From: "Austin S. Hemmelgarn" <ahferroin7@gmail.com>
To: Hugo Mills <hugo@carfax.org.uk>, Waxhead <waxhead@online.no>,
Martin Steigerwald <martin@lichtvoll.de>,
linux-btrfs@vger.kernel.org
Subject: Re: Is stability a joke?
Date: Mon, 12 Sep 2016 08:20:20 -0400 [thread overview]
Message-ID: <be04c51d-c35d-39fe-c5f7-a7ab13d72cc5@gmail.com> (raw)
In-Reply-To: <20160911130221.GE7138@carfax.org.uk>
On 2016-09-11 09:02, Hugo Mills wrote:
> On Sun, Sep 11, 2016 at 02:39:14PM +0200, Waxhead wrote:
>> Martin Steigerwald wrote:
>>> Am Sonntag, 11. September 2016, 13:43:59 CEST schrieb Martin Steigerwald:
>>>>>> Thing is: This just seems to be when has a feature been implemented
>>>>>> matrix.
>>>>>> Not when it is considered to be stable. I think this could be done with
>>>>>> colors or so. Like red for not supported, yellow for implemented and
>>>>>> green for production ready.
>>>>> Exactly, just like the Nouveau matrix. It clearly shows what you can
>>>>> expect from it.
>>> I mentioned this matrix as a good *starting* point. And I think it would be
>>> easy to extent it:
>>>
>>> Just add another column called "Production ready". Then research / ask about
>>> production stability of each feature. The only challenge is: Who is
>>> authoritative on that? I´d certainly ask the developer of a feature, but I´d
>>> also consider user reports to some extent.
>>>
>>> Maybe thats the real challenge.
>>>
>>> If you wish, I´d go through each feature there and give my own estimation. But
>>> I think there are others who are deeper into this.
>> That is exactly the same reason I don't edit the wiki myself.
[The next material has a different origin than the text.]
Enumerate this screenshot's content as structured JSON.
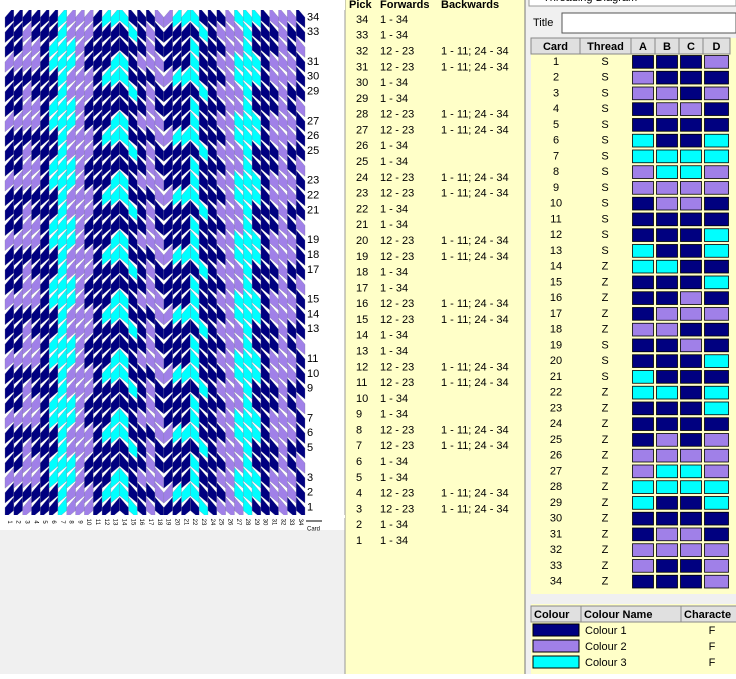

I
>> could of course get it started and hopefully someone will correct
>> what I write, but I feel that if I start this off I don't have deep
>> enough knowledge to do a proper start. Perhaps I will change my mind
>> about this.
>
> Given that nobody else has done it yet, what are the odds that
> someone else will step up to do it now? I would say that you should at
> least try. Yes, you don't have as much knowledge as some others, but
> if you keep working at it, you'll gain that knowledge. Yes, you'll
> probably get it wrong to start with, but you probably won't get it
> *very* wrong. You'll probably get it horribly wrong at some point, but
> even the more knowledgable people you're deferring to didn't identify
> the problems with parity RAID until Zygo and Austin and Chris (and
> others) put in the work to pin down the exact issues.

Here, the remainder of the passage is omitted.